Well, maybe. But we’re skeptical. The standard bidding process exists for a reason and nowhere has the need for carefully managed awarding of contracts been more pronounced than in Illinois. We ought not leave open any chance for tax payers to be stiffed just because of the state’s desperation.

Consider this object lesson: A recent U.S. Government Accountability Office report found that a federal audit program by private contractors has cost taxpayers about $102 million since 2008 while identifying less than $20 million in Medicaid overpayments. The use of incomplete data for the audits was to blame.

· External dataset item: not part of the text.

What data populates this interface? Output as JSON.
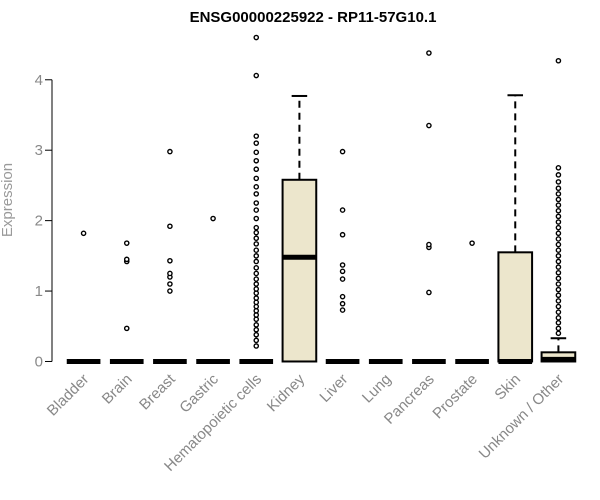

Both in terms of reputation and bottom line, Illinois cannot afford an outcome like that.

It’s difficult to determine what percent of Medicaid expenses classify as fraud and even harder to know how much fraud is due to ineligibility. The Justice Department says fraud costs taxpayers $60 billion a year nationwide. Other estimates put fraudulent claims as high as 10 percent. Whatever the figure, with Medicaid being one of the state’s largest expenditures, surely a great deal of money is involved.

A worker is as good as his tools, and Illinois has new tools to expose people who take advantage of the system. Leaders must use them well — while being careful not to abandon old ones that also may be valuable and necessary.